GELUMPAI.ID – Presiden Korea Selatan Yoon Suk Yeol belum memberikan respons terhadap panggilan untuk diperiksa terkait upayanya yang gagal dalam mendeklarasikan darurat militer. Yoon diminta hadir pada Minggu untuk diperiksa dalam rangka penyelidikan oleh kantor kejaksaan, namun ia mengatakan masih dalam proses menyusun tim pembela hukumnya, demikian yang disampaikan oleh kantor kejaksaan pada wartawan. Kejaksaan berencana mengeluarkan panggilan lain pada Senin.

Yoon, yang kini menghadapi penyelidikan kriminal terkait kemungkinan tuduhan pemberontakan, diimpeach pada Sabtu dengan suara 204 berbanding 85. Kekuasaan presidennya langsung ditangguhkan, dengan Han Duck-soo, Perdana Menteri, menjabat sebagai pelaksana tugas presiden.

Setelah impeachment tersebut, Yoon memberikan pidato yang tegas, memamerkan pencapaiannya sejak menjabat pada 2022, termasuk pembentukan kemitraan keamanan trilateral dengan Amerika Serikat dan Jepang, musuh sejarah Korea Selatan. “Saya tidak akan menyerah. Saya akan berusaha semaksimal mungkin demi negara kita,” kata Yoon.

Mahkamah Konstitusi Korea Selatan mulai mengadakan sidang pada 16 Desember terkait impeachment Yoon atas deklarasi darurat militer yang kontroversial.
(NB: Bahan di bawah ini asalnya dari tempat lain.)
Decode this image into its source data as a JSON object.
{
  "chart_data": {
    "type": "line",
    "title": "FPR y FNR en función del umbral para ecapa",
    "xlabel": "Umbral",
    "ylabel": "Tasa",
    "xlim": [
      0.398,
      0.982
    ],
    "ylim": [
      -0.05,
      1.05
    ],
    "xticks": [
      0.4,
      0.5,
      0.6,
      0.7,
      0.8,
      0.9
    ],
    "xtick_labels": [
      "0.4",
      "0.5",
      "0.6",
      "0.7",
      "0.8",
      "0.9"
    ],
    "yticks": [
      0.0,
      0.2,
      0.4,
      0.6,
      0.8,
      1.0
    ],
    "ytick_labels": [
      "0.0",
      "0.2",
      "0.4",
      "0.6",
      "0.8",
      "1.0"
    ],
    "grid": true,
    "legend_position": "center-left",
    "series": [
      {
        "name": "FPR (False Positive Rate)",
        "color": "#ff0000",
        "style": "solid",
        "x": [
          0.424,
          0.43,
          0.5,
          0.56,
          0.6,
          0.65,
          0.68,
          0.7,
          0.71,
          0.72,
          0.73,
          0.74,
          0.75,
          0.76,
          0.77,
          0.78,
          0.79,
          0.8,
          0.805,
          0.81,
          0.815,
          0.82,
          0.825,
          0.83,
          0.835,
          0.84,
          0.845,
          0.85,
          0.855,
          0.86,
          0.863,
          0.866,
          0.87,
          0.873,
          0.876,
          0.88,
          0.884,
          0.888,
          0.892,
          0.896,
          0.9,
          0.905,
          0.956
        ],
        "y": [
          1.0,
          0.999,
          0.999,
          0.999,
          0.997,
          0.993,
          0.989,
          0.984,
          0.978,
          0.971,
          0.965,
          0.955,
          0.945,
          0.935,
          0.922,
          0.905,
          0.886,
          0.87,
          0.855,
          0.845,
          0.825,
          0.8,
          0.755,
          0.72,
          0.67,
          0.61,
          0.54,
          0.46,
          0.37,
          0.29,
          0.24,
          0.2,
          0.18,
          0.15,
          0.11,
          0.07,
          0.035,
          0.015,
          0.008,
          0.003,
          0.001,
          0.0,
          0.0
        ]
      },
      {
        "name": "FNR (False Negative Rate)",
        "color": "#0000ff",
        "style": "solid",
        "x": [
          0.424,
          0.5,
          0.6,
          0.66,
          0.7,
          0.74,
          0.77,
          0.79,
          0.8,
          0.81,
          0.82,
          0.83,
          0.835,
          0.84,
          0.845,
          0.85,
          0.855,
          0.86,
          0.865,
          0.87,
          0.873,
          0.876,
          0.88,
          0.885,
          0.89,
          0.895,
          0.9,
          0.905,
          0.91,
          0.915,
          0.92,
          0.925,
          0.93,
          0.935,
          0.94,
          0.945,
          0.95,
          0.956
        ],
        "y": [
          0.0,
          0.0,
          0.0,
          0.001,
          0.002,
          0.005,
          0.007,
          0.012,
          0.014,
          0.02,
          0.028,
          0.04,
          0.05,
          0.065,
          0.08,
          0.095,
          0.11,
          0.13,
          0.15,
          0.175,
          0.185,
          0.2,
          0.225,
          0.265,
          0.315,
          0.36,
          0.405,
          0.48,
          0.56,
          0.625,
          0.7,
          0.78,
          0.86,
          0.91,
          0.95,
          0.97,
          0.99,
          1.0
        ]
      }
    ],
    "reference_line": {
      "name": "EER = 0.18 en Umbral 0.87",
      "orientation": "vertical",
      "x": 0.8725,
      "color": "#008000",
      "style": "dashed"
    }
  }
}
Pada Senin, seorang pengunjuk rasa terlihat membawa plakat yang mendukung impeachment di depan Mahkamah Konstitusi di Seoul, yang dikutip oleh AFP.

Jika Yoon terus menanggapi panggilan untuk pemeriksaan, penyidik bisa meminta pengadilan untuk mengeluarkan surat perintah penangkapannya.

Pada Senin, tim penyidik yang terdiri dari polisi, kementerian pertahanan, dan badan anti-korupsi gagal menyampaikan panggilan untuk Yoon yang diminta hadir pada Rabu, yang bertepatan dengan ulang tahunnya yang ke-64. Pihak layanan keamanan presiden menolak menerima dokumen tersebut, dengan alasan bahwa itu bukan kewenangannya.

Meski demikian, panggilan tersebut juga telah disampaikan melalui pos dan pihak berwenang meyakinkan bahwa hal tersebut tidak akan menjadi masalah.

Di sisi lain, Mahkamah Konstitusi Korea Selatan mulai memproses kasus impeachment terhadap Yoon yang kontroversial ini, yang telah mengguncang demokrasi dan sekutu utama AS di Asia Timur.